I recently interviewed at very hot container startup. I had 1 phone screen, 6 on-sites, and 2 follow up phone calls. I did well in the phone screen to be invited onsite. Apparently, I did great on the 6 interviews onsite and then they wanted to have a follow up phone call with a manager (30 mins). That was positive too. But, the last phone call was set up with the SVP who determined that I was not a good "culture fit" after 30 mins on the phone. This in spite of me having had wonderful technical conversations and interviews (including coding) - which I apparently rocked- with 6 engineers and 2 managers, and having very highly relevant experience working in the cloud (orchestration and networking). The SVP just swooped in and decided I was not a good fit.
I simply don't get interviews these days. Sigh! On to a better company.
> I recently interviewed at very hot container startup. I had 1 phone screen, 6 on-sites, and 2 follow up phone calls.
Seems to me like you dodged a bullet.
> But, the last phone call was set up with the SVP who determined that I was not a good "culture fit" after 30 mins on the phone.
Why is an SVP spending 30 minutes on the phone with candidates that have already done eight interviews with the troops on the ground? You definitely dodged a bullet.
I don't understand the point of multiple (or very long) interviews. If they can't decide after the first 30 minutes if the candidate is hirarable, they probably won't.
It's an illusion to think that interview environments relate directly to workplace performance. Interviews are mostly useful for the subjective parts than for grilling candidates in hopes of avoiding a bad hire. Going through all the hoops and knowing all the things doesn't make for a good employee. Not unless you're being hired as a robot worked in some factory floor.

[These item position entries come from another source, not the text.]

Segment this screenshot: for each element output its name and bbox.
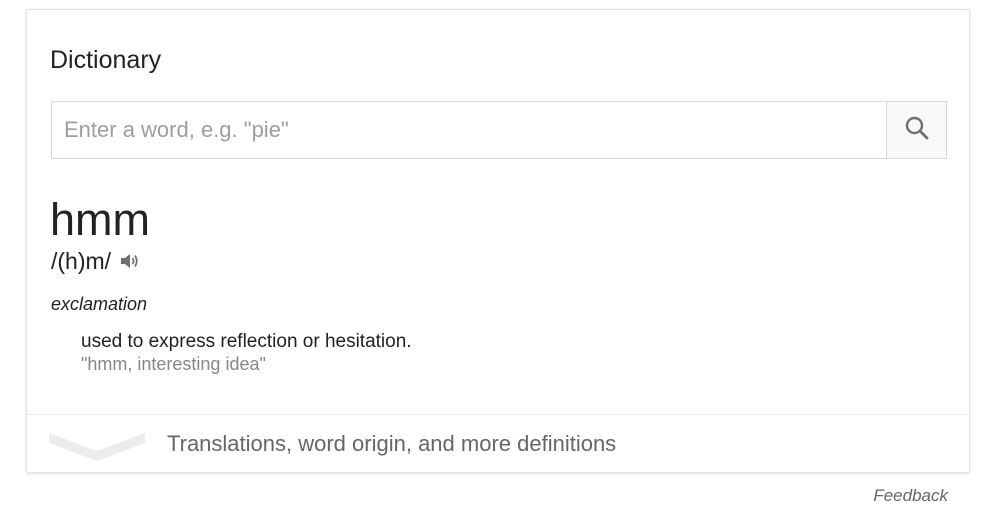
pronunciation: /(h)m/ bbox=[51, 247, 112, 274]
definition: used to express reflection or hesitation… bbox=[81, 331, 412, 352]
more-definitions-label: Translations, word origin, and more defi… bbox=[167, 431, 617, 456]
example: "hmm, interesting idea" bbox=[81, 354, 266, 374]
dictionary-card: Dictionary hmm /(h)m/ exclamation used t… bbox=[26, 9, 970, 473]
search-button[interactable] bbox=[886, 102, 946, 158]
chevron-down-icon bbox=[47, 427, 147, 468]
search-icon bbox=[904, 115, 930, 146]
search-box bbox=[51, 101, 947, 159]
pronunciation-row: /(h)m/ bbox=[51, 247, 141, 275]
search-input[interactable] bbox=[52, 102, 888, 158]
part-of-speech: exclamation bbox=[51, 294, 148, 314]
feedback-link[interactable]: Feedback bbox=[873, 486, 948, 506]
more-definitions-button[interactable]: Translations, word origin, and more defi… bbox=[27, 415, 969, 473]
headword: hmm bbox=[50, 194, 150, 245]
speaker-icon[interactable] bbox=[119, 251, 141, 271]
card-title: Dictionary bbox=[50, 46, 162, 74]
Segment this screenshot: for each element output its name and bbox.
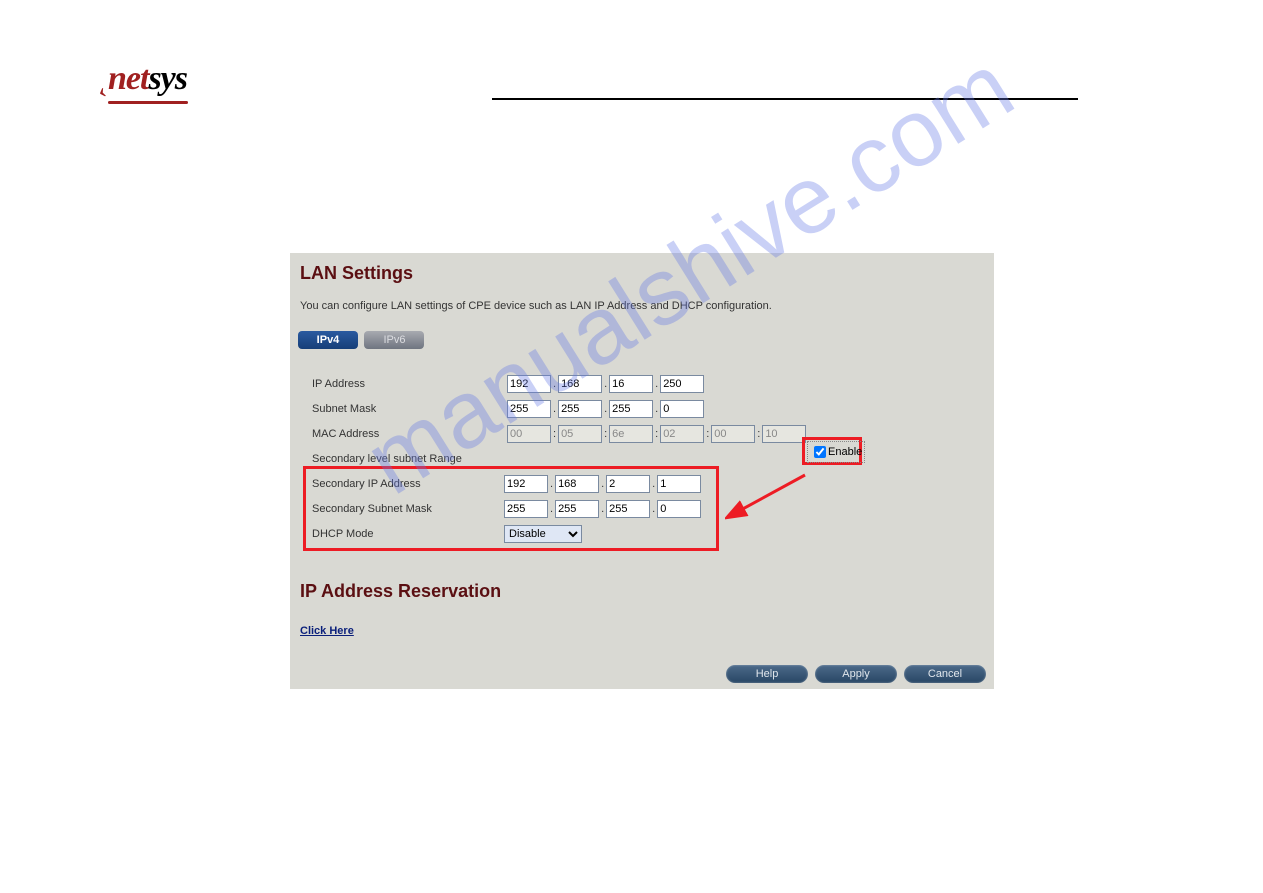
mac-octet-2	[558, 425, 602, 443]
ip-address-octet-2[interactable]	[558, 375, 602, 393]
dot-separator: .	[653, 378, 660, 390]
ip-address-octet-4[interactable]	[660, 375, 704, 393]
secondary-highlight-box: Secondary IP Address . . . Secondary Sub…	[303, 466, 719, 551]
secondary-mask-octet-3[interactable]	[606, 500, 650, 518]
dot-separator: .	[599, 503, 606, 515]
dot-separator: .	[602, 378, 609, 390]
lan-form: IP Address . . . Subnet Mask . . . MAC A…	[290, 371, 994, 471]
mac-octet-6	[762, 425, 806, 443]
row-subnet-mask: Subnet Mask . . .	[290, 396, 994, 421]
tab-ipv4[interactable]: IPv4	[298, 331, 358, 349]
logo-red: net	[108, 60, 148, 97]
lan-settings-panel: LAN Settings You can configure LAN setti…	[290, 253, 994, 689]
dot-separator: .	[650, 478, 657, 490]
secondary-ip-octet-1[interactable]	[504, 475, 548, 493]
cancel-button[interactable]: Cancel	[904, 665, 986, 683]
colon-separator: :	[755, 428, 762, 440]
logo-black: sys	[148, 60, 187, 97]
secondary-ip-octet-2[interactable]	[555, 475, 599, 493]
dot-separator: .	[653, 403, 660, 415]
secondary-range-label: Secondary level subnet Range	[312, 453, 507, 465]
subnet-mask-octet-1[interactable]	[507, 400, 551, 418]
mac-octet-5	[711, 425, 755, 443]
colon-separator: :	[602, 428, 609, 440]
subnet-mask-octet-3[interactable]	[609, 400, 653, 418]
colon-separator: :	[704, 428, 711, 440]
ip-address-octet-1[interactable]	[507, 375, 551, 393]
click-here-link[interactable]: Click Here	[300, 625, 354, 637]
secondary-ip-label: Secondary IP Address	[312, 478, 504, 490]
secondary-ip-octet-4[interactable]	[657, 475, 701, 493]
enable-label: Enable	[828, 446, 862, 458]
header-rule	[492, 98, 1078, 100]
subnet-mask-label: Subnet Mask	[312, 403, 507, 415]
dot-separator: .	[551, 378, 558, 390]
apply-button[interactable]: Apply	[815, 665, 897, 683]
dot-separator: .	[599, 478, 606, 490]
help-button[interactable]: Help	[726, 665, 808, 683]
mac-address-label: MAC Address	[312, 428, 507, 440]
row-ip-address: IP Address . . .	[290, 371, 994, 396]
annotation-arrow-icon	[725, 469, 815, 529]
dhcp-mode-label: DHCP Mode	[312, 528, 504, 540]
secondary-mask-octet-1[interactable]	[504, 500, 548, 518]
dot-separator: .	[650, 503, 657, 515]
secondary-mask-octet-4[interactable]	[657, 500, 701, 518]
subnet-mask-octet-4[interactable]	[660, 400, 704, 418]
secondary-mask-octet-2[interactable]	[555, 500, 599, 518]
enable-checkbox[interactable]	[814, 446, 826, 458]
secondary-mask-label: Secondary Subnet Mask	[312, 503, 504, 515]
ip-address-label: IP Address	[312, 378, 507, 390]
action-button-bar: Help Apply Cancel	[726, 665, 986, 683]
dot-separator: .	[551, 403, 558, 415]
ip-version-tabs: IPv4 IPv6	[298, 330, 994, 349]
row-mac-address: MAC Address : : : : :	[290, 421, 994, 446]
colon-separator: :	[653, 428, 660, 440]
dhcp-mode-select[interactable]: Disable	[504, 525, 582, 543]
dot-separator: .	[548, 478, 555, 490]
row-secondary-mask: Secondary Subnet Mask . . .	[306, 496, 716, 521]
dot-separator: .	[548, 503, 555, 515]
ip-reservation-title: IP Address Reservation	[300, 581, 501, 602]
mac-octet-1	[507, 425, 551, 443]
enable-checkbox-wrap: Enable	[807, 441, 865, 463]
row-secondary-ip: Secondary IP Address . . .	[306, 471, 716, 496]
secondary-ip-octet-3[interactable]	[606, 475, 650, 493]
page-description: You can configure LAN settings of CPE de…	[290, 284, 994, 312]
page-title: LAN Settings	[290, 253, 994, 284]
mac-octet-4	[660, 425, 704, 443]
tab-ipv6[interactable]: IPv6	[364, 331, 424, 349]
brand-logo: ‹ netsys	[108, 60, 187, 98]
enable-highlight-box: Enable	[802, 437, 862, 465]
colon-separator: :	[551, 428, 558, 440]
row-dhcp-mode: DHCP Mode Disable	[306, 521, 716, 546]
mac-octet-3	[609, 425, 653, 443]
subnet-mask-octet-2[interactable]	[558, 400, 602, 418]
ip-address-octet-3[interactable]	[609, 375, 653, 393]
dot-separator: .	[602, 403, 609, 415]
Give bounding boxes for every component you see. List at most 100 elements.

Also, unlike what seems to be the general idea elsewhere on this thread, soft skills are very important, I argue even more important than hard skills. If you have any ability to learn (which may be considered a soft skill) you can pick up almost any technology and implement almost any algorithm. Not so if you lack the ability to relate to you coworkers, work effectively as a team, or clearly communicate your ideas.
You can learn tools, but you either have the right attitude or you don't.
I agree. You cannot fake good nature and attitude during all day interviews. At least, I cannot. Soft skills and communication are really important in any team environment.
But, how would one go about determining whether someone is a quick learner? That beats me.
You don't determine it directly. But quick learning comes with other traits, like curiosity. You can determine those during a conversation if you're a good interviewer (which is the catch, interviewing is also a skill).
Sometimes you'll fail. But I've yet to see convincing proof that the alternative reduces failures (but it does reduce the willingness of people to admit failure).
Maybe you legitimately weren't a good fit? I'm not being facetious, but "the SVP was an idiot and made a terrible call despite all the evidence" is possible but not the most likely scenario.
Maybe someone with exactly your skillset and experience was hired, hated it, and quit after 6 months. Maybe one of the other people you interviewed with mentioned an offhand comment you made and it soured the SVP's expectation. Maybe they just got served divorce papers and were shitting on everyone that day?
It's so random that I don't even try to second-guess or deconstruct the non-technical side anymore. It happens or it doesn't.
Very possible. From the recruiter's rejection email, it seemed that the decision was really close. And you're right. Cannot really speculate about this.
I simply don't get interviews these days. Sigh! On to a better company.